San Bernardino, a place where little is bright or graceful, where it is routine to misplace the future and easy to start looking for it in bed.

She also has a great journalistic ability to be accepted by her subjects, to blend in and become their friend in order to get a better story.

My only advantage as a reporter is that I am so physically small, so temperamentally unobtrusive, and so neurotically inarticulate that people tend to forget that my presence runs counter to their best interests. And it always does. That is one last thing to remember: writers are always selling somebody out.

Some readers may take issue with the fact that Didion is always reminding us of her role as the writer. She inserts herself into any story, whether her presence is warranted or not. An essay on writing in notebooks feels throwaway and at times the distinction between memoir and journalism blurs into a touch of self-absorption. She pulls it back though with one of only a few pieces not set in California, the masterly essay ‘Goodbye to all that’ which explores her time as a young writer in New York. In this essay, her trademark self-reflection is a strength, bringing to life that universal feeling of awe and excitement when you are at the start of your adult life.

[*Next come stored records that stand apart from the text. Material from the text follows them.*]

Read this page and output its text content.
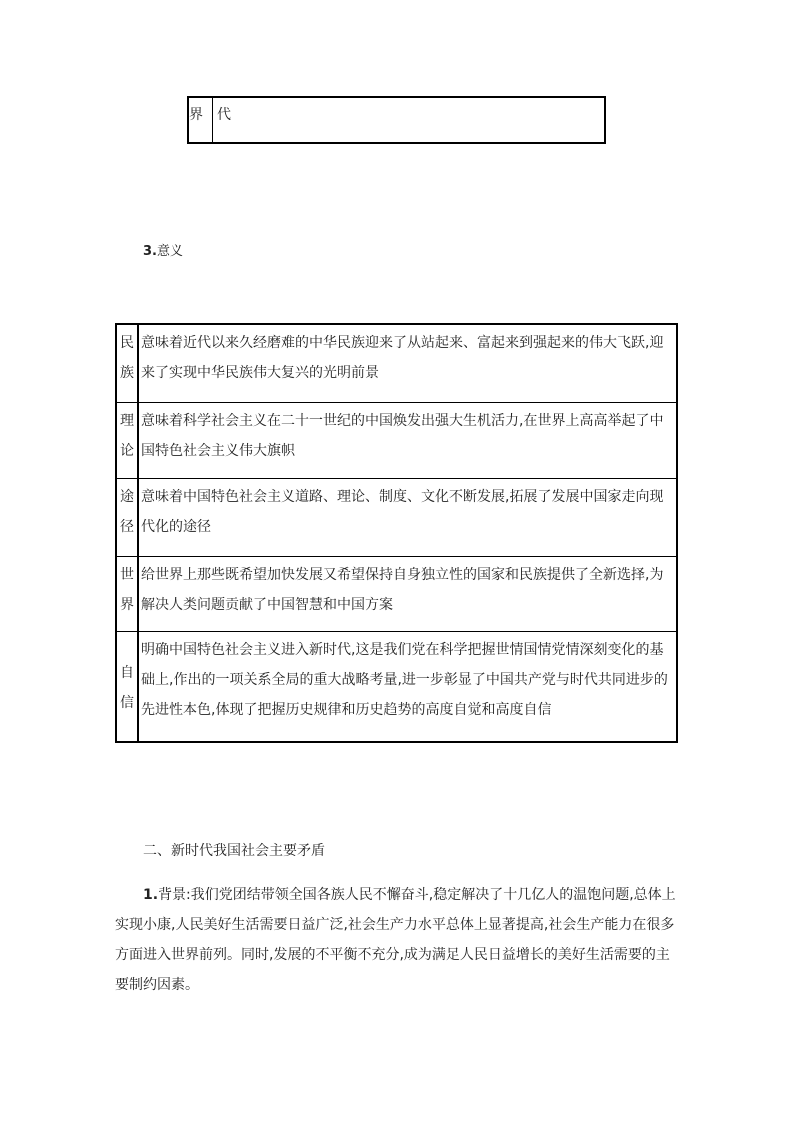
界	代
3.意义
民族
意味着近代以来久经磨难的中华民族迎来了从站起来、富起来到强起来的伟大飞跃,迎来了实现中华民族伟大复兴的光明前景
理论
意味着科学社会主义在二十一世纪的中国焕发出强大生机活力,在世界上高高举起了中国特色社会主义伟大旗帜
途径
意味着中国特色社会主义道路、理论、制度、文化不断发展,拓展了发展中国家走向现代化的途径
世界
给世界上那些既希望加快发展又希望保持自身独立性的国家和民族提供了全新选择,为解决人类问题贡献了中国智慧和中国方案
自信
明确中国特色社会主义进入新时代,这是我们党在科学把握世情国情党情深刻变化的基础上,作出的一项关系全局的重大战略考量,进一步彰显了中国共产党与时代共同进步的先进性本色,体现了把握历史规律和历史趋势的高度自觉和高度自信
二、新时代我国社会主要矛盾
1.背景:我们党团结带领全国各族人民不懈奋斗,稳定解决了十几亿人的温饱问题,总体上实现小康,人民美好生活需要日益广泛,社会生产力水平总体上显著提高,社会生产能力在很多方面进入世界前列。同时,发展的不平衡不充分,成为满足人民日益增长的美好生活需要的主要制约因素。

One of the mixed blessings of being twenty and twenty-one and even twenty-three is the conviction that nothing like this, all evidence to the contrary notwithstanding, has ever happened to anyone before

It’s a fabulous piece of writing that captures both an era and a personal experience and then makes it a universal one, taking the romance of writing and the romance of youth and crystallising it into an emotion that we can all relate to.

The subject matter of Slouching Towards Bethlehem may have dated but the writing in these essays is timeless. Didion presents a very particular era, one that we have a tendency to idealise and asks us to look deeper, through the lens of her first-person experience.